Sunday, May 21, 2017

Is mathematics invention or discovery?

I think although natural numbers and few basic kinds of geometry, basic polynomials could be seen as inventions, on the other hand, real/complex/quaternion/octonion/sedenion numbers, decimal/hexadecimal/binary/octal number systems,
infinite family of arithmetic operations (addition, multiplication, power, tetration, ... and their inverses), fractal geometry, prime numbers etc all look like discoveries.
I think evidence for discovery is much more than evidence for invention but ultimately it maybe impossible to prove either side of the argument.
I think math is discovery and so math has its own existence but it is truly an abstract existence.
If math is an abstract existence then could any mathematical objects come into real existence by itself?
I think not.

Is mathematics infinite (when trivially infinite stuff taken out)?
For example it is trivial that each type of polynomial has infinite degrees (and dimensions (number of unknowns)) but is the total number of non-trivially different kinds of polynomials infinite?
What if we assume all kinds of possible polynomials as just one part of math?
Are the total number of such parts of math infinite?

Is Physics infinite?
In other words, how many non-trivially different universes mathematically possible that could support life/(human-like) intelligence?
I think it is obvious that if we change number of dimensions of the universe and found that universe could support life/intelligence
that universe must be counted as a non-trivially different universe
but what if we change one of basic constants of physics just a tiny bit, should we count that as a non-trivially different universe also?
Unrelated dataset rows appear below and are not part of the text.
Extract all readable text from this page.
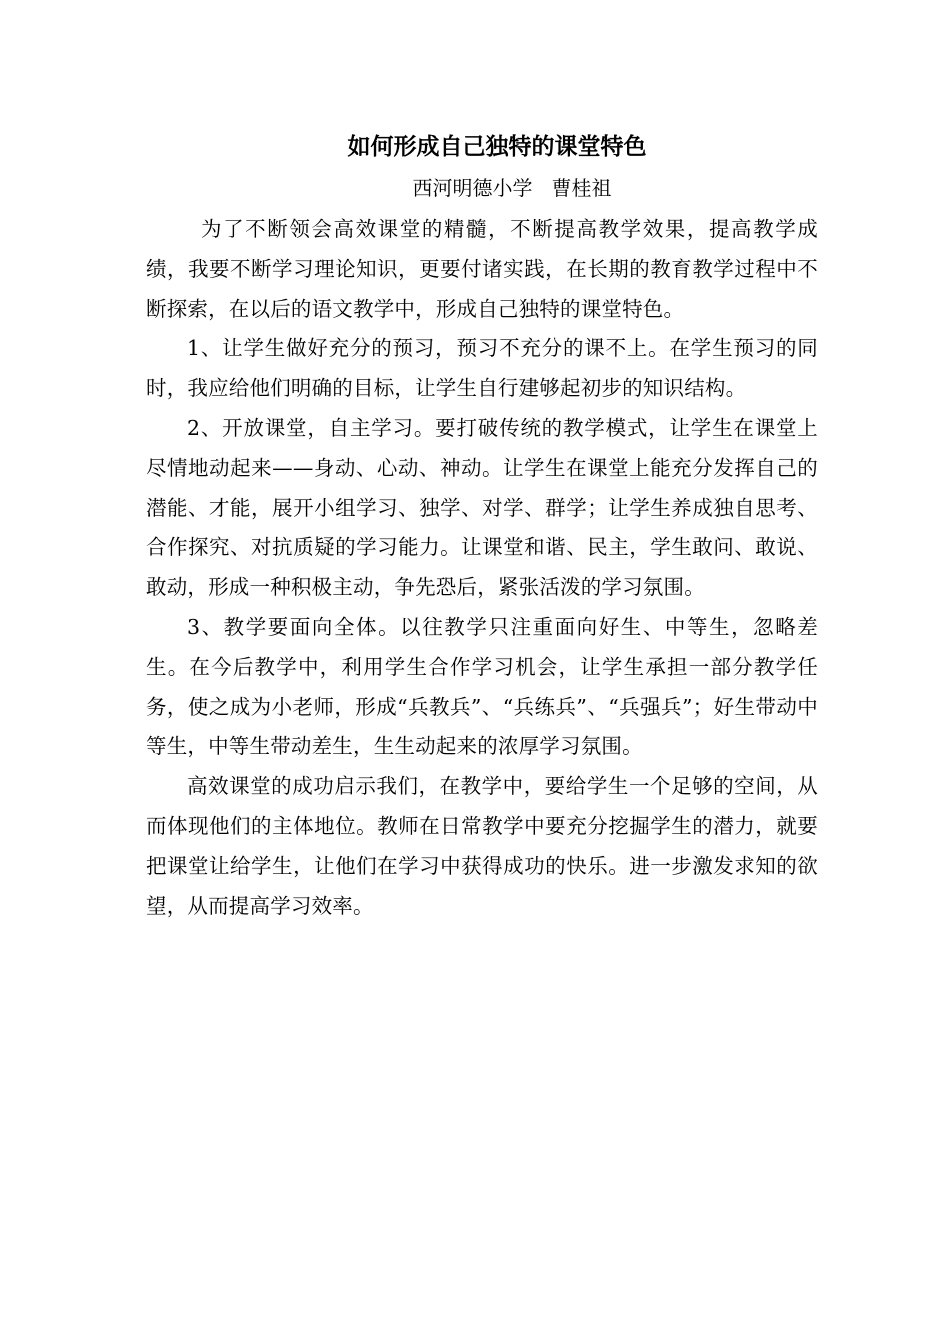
如何形成自己独特的课堂特色

西河明德小学   曹桂祖

为了不断领会高效课堂的精髓，不断提高教学效果，提高教学成绩，我要不断学习理论知识，更要付诸实践，在长期的教育教学过程中不断探索，在以后的语文教学中，形成自己独特的课堂特色。

1、让学生做好充分的预习，预习不充分的课不上。在学生预习的同时，我应给他们明确的目标，让学生自行建够起初步的知识结构。

2、开放课堂，自主学习。要打破传统的教学模式，让学生在课堂上尽情地动起来——身动、心动、神动。让学生在课堂上能充分发挥自己的潜能、才能，展开小组学习、独学、对学、群学；让学生养成独自思考、合作探究、对抗质疑的学习能力。让课堂和谐、民主，学生敢问、敢说、敢动，形成一种积极主动，争先恐后，紧张活泼的学习氛围。

3、教学要面向全体。以往教学只注重面向好生、中等生，忽略差生。在今后教学中，利用学生合作学习机会，让学生承担一部分教学任务，使之成为小老师，形成“兵教兵”、“兵练兵”、“兵强兵”；好生带动中等生，中等生带动差生，生生动起来的浓厚学习氛围。

高效课堂的成功启示我们，在教学中，要给学生一个足够的空间，从而体现他们的主体地位。教师在日常教学中要充分挖掘学生的潜力，就要把课堂让给学生，让他们在学习中获得成功的快乐。进一步激发求知的欲望，从而提高学习效率。
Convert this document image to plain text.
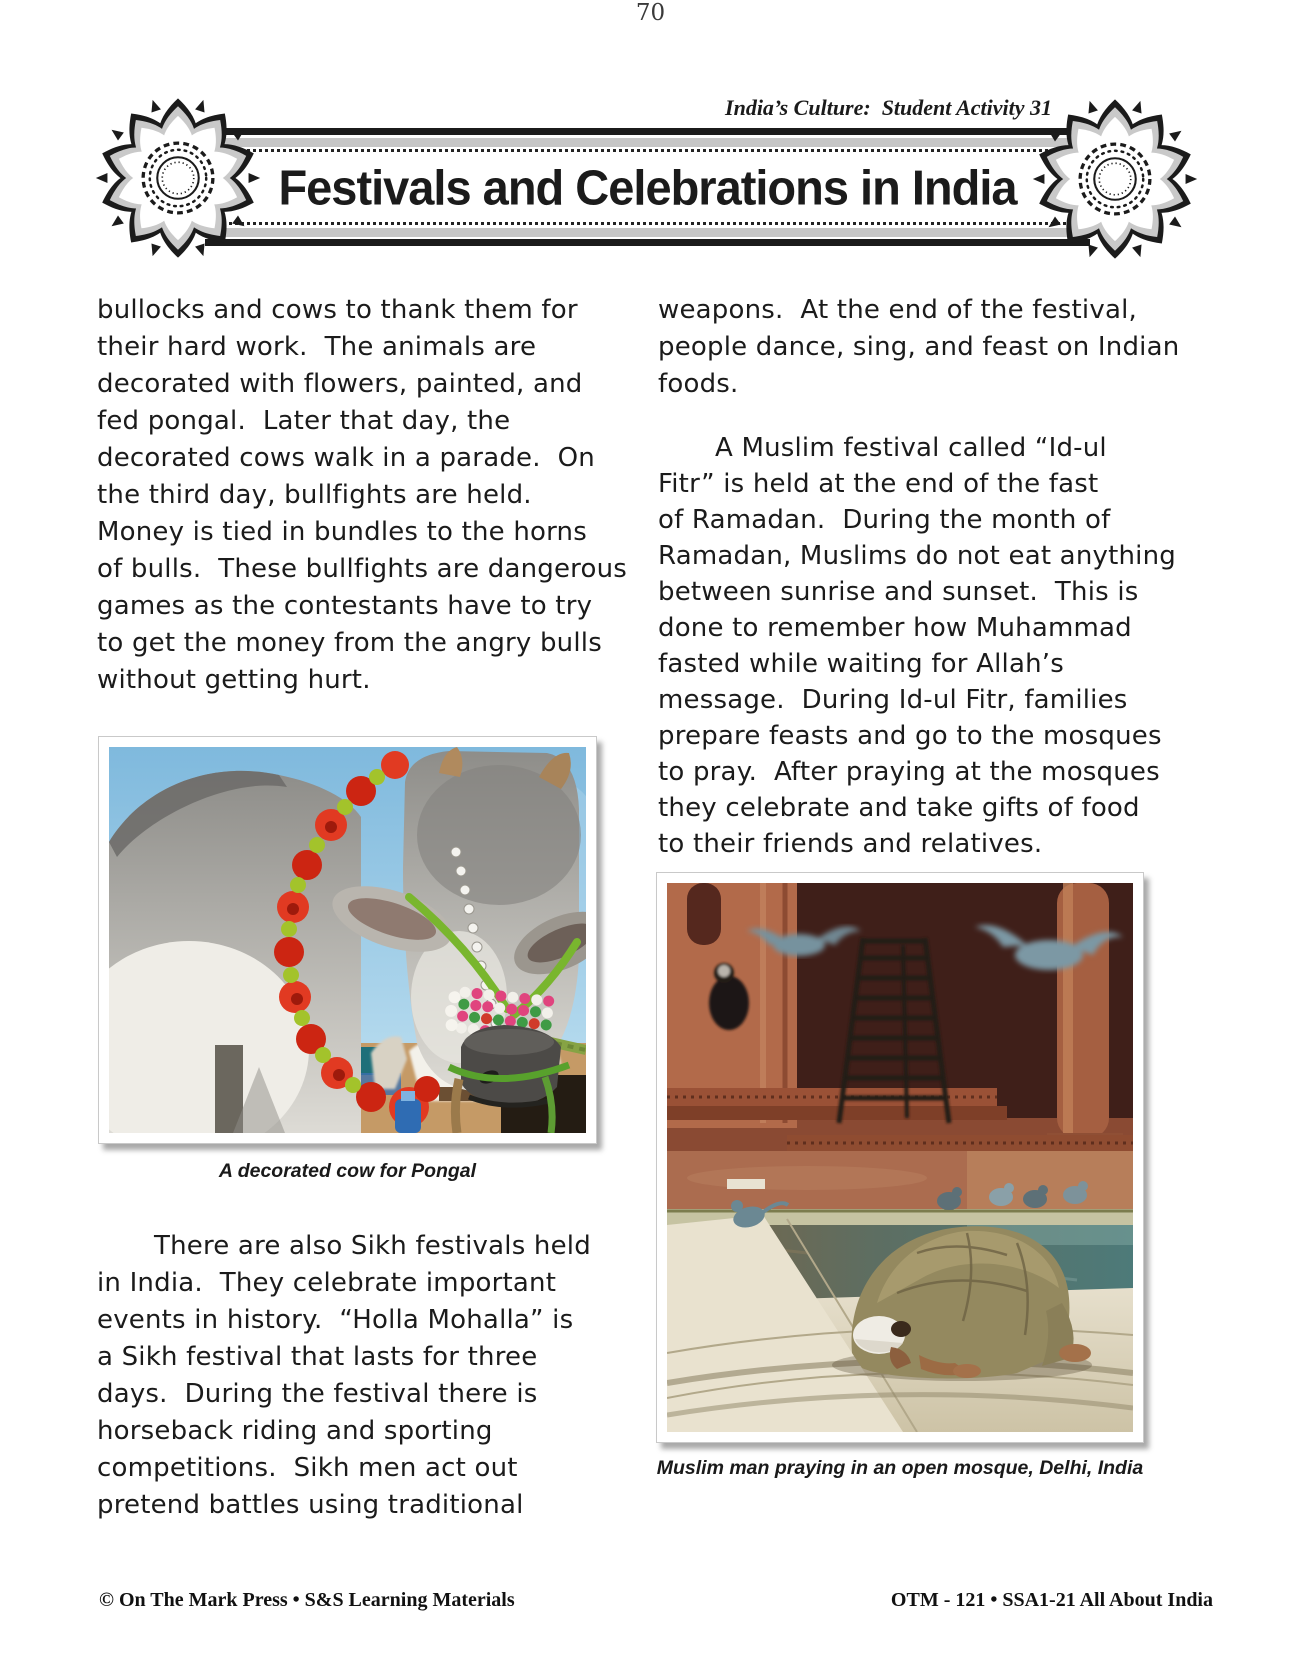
India’s Culture:  Student Activity 31
Festivals and Celebrations in India
bullocks and cows to thank them for
their hard work.  The animals are
decorated with flowers, painted, and
fed pongal.  Later that day, the
decorated cows walk in a parade.  On
the third day, bullfights are held.
Money is tied in bundles to the horns
of bulls.  These bullfights are dangerous
games as the contestants have to try
to get the money from the angry bulls
without getting hurt.
A decorated cow for Pongal
There are also Sikh festivals held
in India.  They celebrate important
events in history.  “Holla Mohalla” is
a Sikh festival that lasts for three
days.  During the festival there is
horseback riding and sporting
competitions.  Sikh men act out
pretend battles using traditional
weapons.  At the end of the festival,
people dance, sing, and feast on Indian
foods.
A Muslim festival called “Id-ul
Fitr” is held at the end of the fast
of Ramadan.  During the month of
Ramadan, Muslims do not eat anything
between sunrise and sunset.  This is
done to remember how Muhammad
fasted while waiting for Allah’s
message.  During Id-ul Fitr, families
prepare feasts and go to the mosques
to pray.  After praying at the mosques
they celebrate and take gifts of food
to their friends and relatives.
Muslim man praying in an open mosque, Delhi, India
© On The Mark Press • S&S Learning Materials
70
OTM - 121 • SSA1-21 All About India
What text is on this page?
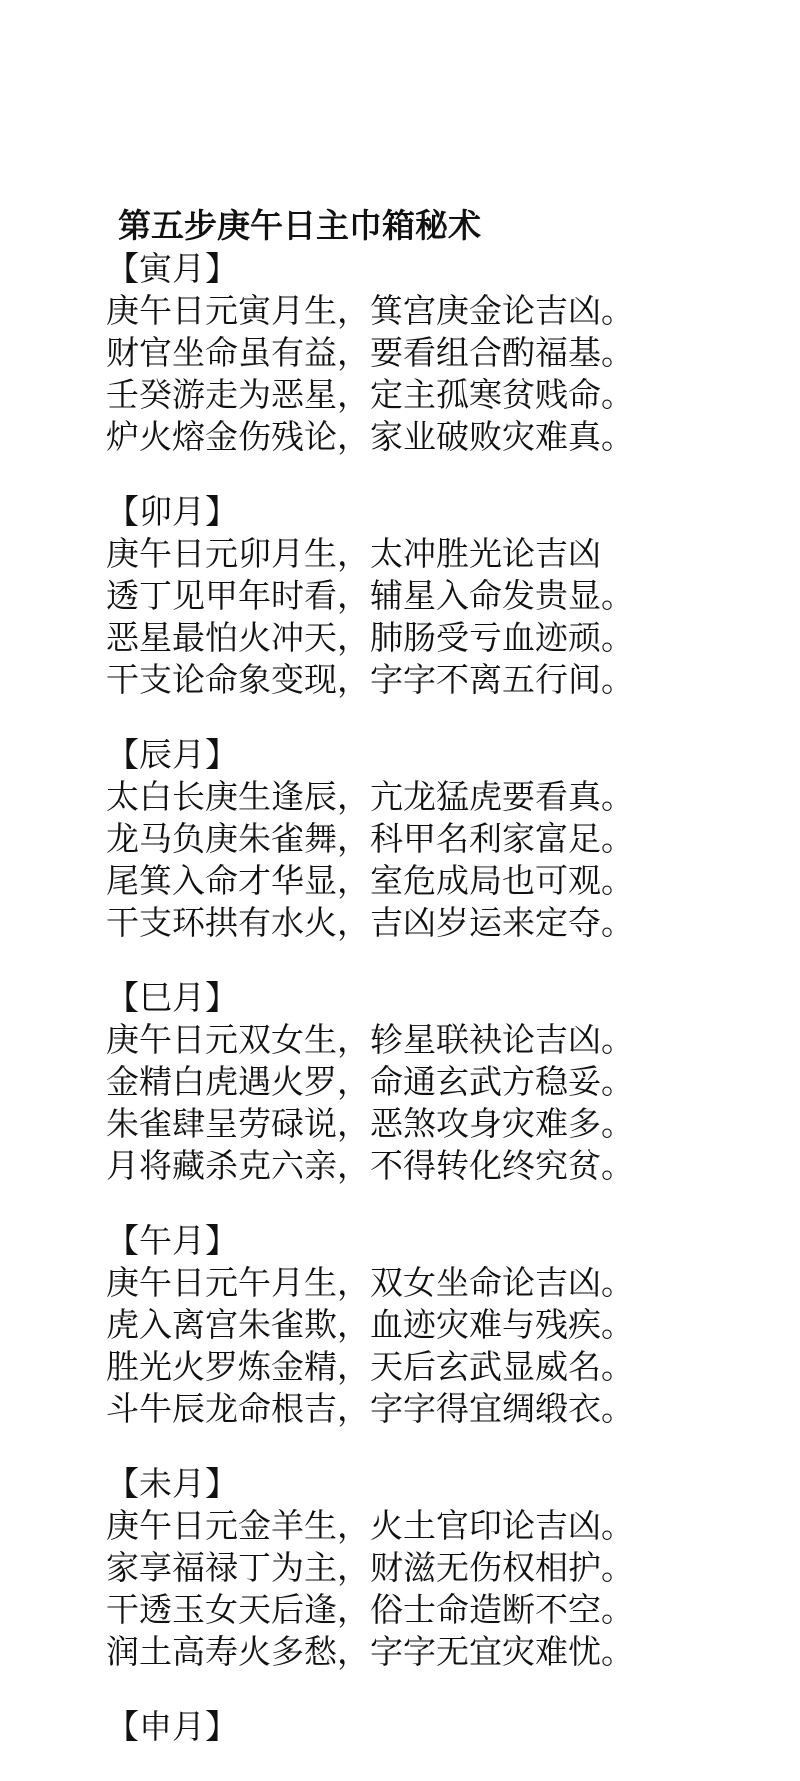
第五步庚午日主巾箱秘术
【寅月】
庚午日元寅月生，箕宫庚金论吉凶。
财官坐命虽有益，要看组合酌福基。
壬癸游走为恶星，定主孤寒贫贱命。
炉火熔金伤残论，家业破败灾难真。
【卯月】
庚午日元卯月生，太冲胜光论吉凶
透丁见甲年时看，辅星入命发贵显。
恶星最怕火冲天，肺肠受亏血迹顽。
干支论命象变现，字字不离五行间。
【辰月】
太白长庚生逢辰，亢龙猛虎要看真。
龙马负庚朱雀舞，科甲名利家富足。
尾箕入命才华显，室危成局也可观。
干支环拱有水火，吉凶岁运来定夺。
【巳月】
庚午日元双女生，轸星联袂论吉凶。
金精白虎遇火罗，命通玄武方稳妥。
朱雀肆呈劳碌说，恶煞攻身灾难多。
月将藏杀克六亲，不得转化终究贫。
【午月】
庚午日元午月生，双女坐命论吉凶。
虎入离宫朱雀欺，血迹灾难与残疾。
胜光火罗炼金精，天后玄武显威名。
斗牛辰龙命根吉，字字得宜绸缎衣。
【未月】
庚午日元金羊生，火土官印论吉凶。
家享福禄丁为主，财滋无伤权相护。
干透玉女天后逢，俗士命造断不空。
润土高寿火多愁，字字无宜灾难忧。
【申月】
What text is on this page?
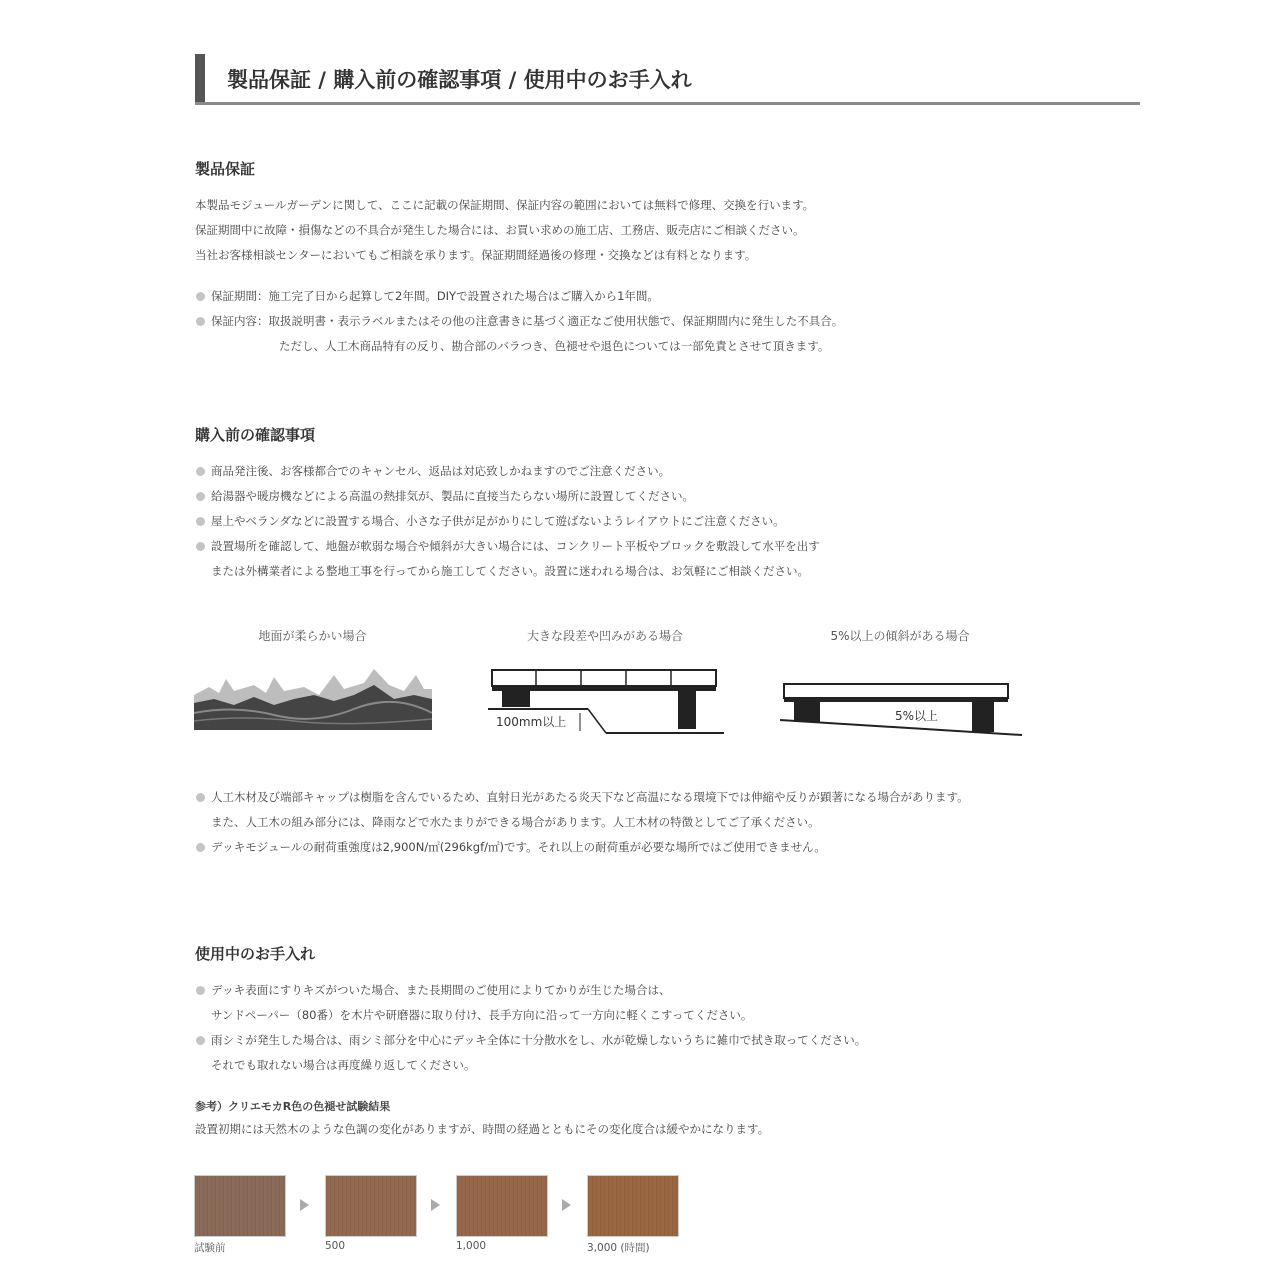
製品保証 / 購入前の確認事項 / 使用中のお手入れ
製品保証
本製品モジュールガーデンに関して、ここに記載の保証期間、保証内容の範囲においては無料で修理、交換を行います。
保証期間中に故障・損傷などの不具合が発生した場合には、お買い求めの施工店、工務店、販売店にご相談ください。
当社お客様相談センターにおいてもご相談を承ります。保証期間経過後の修理・交換などは有料となります。
保証期間：施工完了日から起算して2年間。DIYで設置された場合はご購入から1年間。
保証内容：取扱説明書・表示ラベルまたはその他の注意書きに基づく適正なご使用状態で、保証期間内に発生した不具合。
ただし、人工木商品特有の反り、勘合部のバラつき、色褪せや退色については一部免責とさせて頂きます。
購入前の確認事項
商品発注後、お客様都合でのキャンセル、返品は対応致しかねますのでご注意ください。
給湯器や暖房機などによる高温の熱排気が、製品に直接当たらない場所に設置してください。
屋上やベランダなどに設置する場合、小さな子供が足がかりにして遊ばないようレイアウトにご注意ください。
設置場所を確認して、地盤が軟弱な場合や傾斜が大きい場合には、コンクリート平板やブロックを敷設して水平を出す
または外構業者による整地工事を行ってから施工してください。設置に迷われる場合は、お気軽にご相談ください。
地面が柔らかい場合	大きな段差や凹みがある場合	5%以上の傾斜がある場合
100mm以上	5%以上
人工木材及び端部キャップは樹脂を含んでいるため、直射日光があたる炎天下など高温になる環境下では伸縮や反りが顕著になる場合があります。
また、人工木の組み部分には、降雨などで水たまりができる場合があります。人工木材の特徴としてご了承ください。
デッキモジュールの耐荷重強度は2,900N/㎡(296kgf/㎡)です。それ以上の耐荷重が必要な場所ではご使用できません。
使用中のお手入れ
デッキ表面にすりキズがついた場合、また長期間のご使用によりてかりが生じた場合は、
サンドペーパー（80番）を木片や研磨器に取り付け、長手方向に沿って一方向に軽くこすってください。
雨シミが発生した場合は、雨シミ部分を中心にデッキ全体に十分散水をし、水が乾燥しないうちに雑巾で拭き取ってください。
それでも取れない場合は再度繰り返してください。
参考）クリエモカR色の色褪せ試験結果
設置初期には天然木のような色調の変化がありますが、時間の経過とともにその変化度合は緩やかになります。
試験前	500	1,000	3,000 (時間)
If not, then how much difference (as a percentage maybe)
for which basic constant of physics should be counted as a non-trivially different universe?
And all such different universes, which still following laws of physics of this universe, are the only possibilities?
What if we allow any kind of physical laws? How many non-trivially different sets of physical laws (for a universe that could support life/intelligence) possible?
(Of course, is it even theoretically/practically possible to mathematically determine if a given set of physical laws for a universe could support life/intelligence (when using computer simulations for experimentation included)?
How we could test if any given universe (set of physical laws) could support life and/or intelligence?
There is a an idea in computer science for testing equivalency.
For example it is known that all kinds of (completely different looking) NP-complete problems are actually equivalent because it is known how each one can be converted to one of the others.
Also it is known all kinds of theoretical computers are equivalent because all can be converted to a (Universal) Turing Machine.
Can we use the same idea for testing if any given universe is equivalent to our universe?
And if a universe is equivalent to ours, would not it mean that universe could also support life and intelligence?
Also there maybe other ways to test a universe for equivalency:
If we had a computer simulation of a (simplest) kind of life (living cells) then we could try to convert that simulation to use the physical laws of any given universe.
If we had a computer simulation of a (human-like) AI then we could try to convert that simulation to use the physical laws of any given universe, also.
And if we find that each simulation still works, would not it mean that universe could also support life and intelligence?
Also if what we trying to convert are computer simulations, what if we just design a (physical) computer in each universe we want to test? Wouldn't that be enough?)

Is computer science infinite?
(How many real/theoretical non-trivially different computer designs (hardware/software) possible?
Are all have equal power/ability (which is universal calculation)?)

Is chemistry infinite? (How many non-trivially different elements/molecules/chemical reactions possible?)

Is biology infinite? (How many non-trivially different species possible?)

I think, in a similar way, we could ask if any given science is infinite or not.
If any given science is infinite, is that mean humanity can never understand it as a whole?